Skip to main content

Why interaction effects are not symmetrical

When two experiments run concurrently and you check whether they interact, you are asking: "Does being in Experiment B's treatment group change the lift I observe in Experiment A?"

But you could ask the reverse: "Does being in Experiment A's treatment group change the lift I observe in Experiment B?"

These are different questions, and they will generally give different answers — even though they describe the same group of users and the same underlying data. This guide explains why, and what it means in practice.

Why the answers differ

Interaction effects in Eppo are expressed as a change in relative lift (a percentage change).
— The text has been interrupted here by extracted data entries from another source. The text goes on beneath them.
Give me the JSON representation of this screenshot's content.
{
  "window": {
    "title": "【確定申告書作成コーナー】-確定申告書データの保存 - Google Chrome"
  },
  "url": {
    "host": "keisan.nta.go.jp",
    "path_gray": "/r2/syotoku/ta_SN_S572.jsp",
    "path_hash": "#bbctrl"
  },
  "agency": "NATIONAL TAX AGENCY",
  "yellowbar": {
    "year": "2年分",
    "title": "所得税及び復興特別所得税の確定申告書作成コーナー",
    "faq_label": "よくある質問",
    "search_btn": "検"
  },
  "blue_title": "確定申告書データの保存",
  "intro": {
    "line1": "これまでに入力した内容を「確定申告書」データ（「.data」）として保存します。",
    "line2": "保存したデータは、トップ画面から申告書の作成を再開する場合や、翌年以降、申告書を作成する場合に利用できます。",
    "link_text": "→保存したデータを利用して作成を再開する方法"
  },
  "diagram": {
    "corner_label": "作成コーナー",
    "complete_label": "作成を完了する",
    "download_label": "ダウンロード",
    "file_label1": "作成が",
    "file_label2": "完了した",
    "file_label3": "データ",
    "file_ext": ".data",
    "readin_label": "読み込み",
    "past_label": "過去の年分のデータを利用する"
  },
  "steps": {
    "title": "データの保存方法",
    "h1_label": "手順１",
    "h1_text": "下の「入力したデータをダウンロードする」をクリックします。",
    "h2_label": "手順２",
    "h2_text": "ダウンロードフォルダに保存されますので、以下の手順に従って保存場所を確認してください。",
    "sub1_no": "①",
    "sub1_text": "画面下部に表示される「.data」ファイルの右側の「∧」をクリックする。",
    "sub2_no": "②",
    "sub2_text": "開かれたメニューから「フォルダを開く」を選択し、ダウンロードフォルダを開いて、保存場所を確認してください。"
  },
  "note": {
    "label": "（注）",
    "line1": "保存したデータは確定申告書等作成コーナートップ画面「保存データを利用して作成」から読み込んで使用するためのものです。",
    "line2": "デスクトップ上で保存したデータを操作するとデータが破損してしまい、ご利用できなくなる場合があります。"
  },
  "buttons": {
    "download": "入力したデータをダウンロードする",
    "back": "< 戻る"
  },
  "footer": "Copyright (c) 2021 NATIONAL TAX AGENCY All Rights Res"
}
Relative lift is always computed against a baseline, and the two questions above use different baselines:

QuestionWhat is being measuredBaseline used
From Experiment A's pageDoes B's arm change A's relative lift?A-control users, split by B arm
From Experiment B's pageDoes A's arm change B's relative lift?B-control users, split by A arm

Because the baselines are different, the measured interaction magnitude will differ — sometimes by a factor of two or more.

Example 1: Homepage redesign and newsletter CTA

Two experiments are running simultaneously:

  • Experiment A: A complete homepage redesign, expected to roughly double daily sign-ups (+100%)
  • Experiment B: A small "Subscribe to newsletter" call-to-action, expected to add a modest +5% to sign-ups

Daily sign-ups across the four groups:

B: Control (no CTA)B: Treatment (CTA shown)
A: Control (old homepage)100105
A: Treatment (new homepage)200215

From Experiment A's perspective

Does the newsletter CTA change how much lift the homepage redesign produces?
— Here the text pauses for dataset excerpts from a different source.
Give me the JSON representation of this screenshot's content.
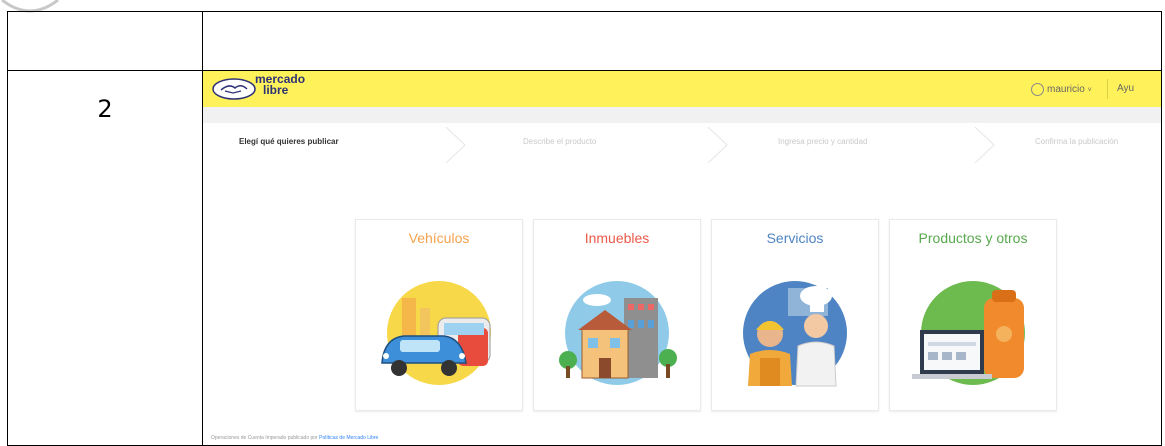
{
  "doc": {
    "row_number": "2"
  },
  "header": {
    "logo_line1": "mercado",
    "logo_line2": "libre",
    "user_label": "mauricio",
    "help_label": "Ayu"
  },
  "steps": [
    {
      "label": "Elegí qué quieres publicar",
      "active": true
    },
    {
      "label": "Describe el producto",
      "active": false
    },
    {
      "label": "Ingresa precio y cantidad",
      "active": false
    },
    {
      "label": "Confirma la publicación",
      "active": false
    }
  ],
  "categories": [
    {
      "label": "Vehículos",
      "color": "#f4a24f"
    },
    {
      "label": "Inmuebles",
      "color": "#ea5a4a"
    },
    {
      "label": "Servicios",
      "color": "#4e84c4"
    },
    {
      "label": "Productos y otros",
      "color": "#58a94e"
    }
  ],
  "footer": {
    "text": "Operaciones de Cuenta Imperado publicado por",
    "link": "Políticas de Mercado Libre"
  }
}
  • Lift of A with no CTA: (200 − 100) / 100 = +100%
  • Lift of A with CTA: (215 − 105) / 105 = +104.8%
  • Interaction: +4.8 percentage points

From Experiment B's perspective

Does the homepage redesign change how much lift the newsletter CTA produces?

  • Lift of B on old homepage: (105 − 100) / 100 = +5%
  • Lift of B on new homepage: (215 − 200) / 200 = +7.5%
  • Interaction: +2.5 percentage points

The underlying phenomenon is identical — both experiments amplify each other beyond what pure additivity would predict. But the measured interaction is nearly twice as large when viewed from the big experiment's perspective (+4.8 pp vs +2.5 pp).

Example 2: Recommendation engine and card design

  • Experiment A: A new ML-powered recommendation engine, expected to triple clicks on product cards (+200%)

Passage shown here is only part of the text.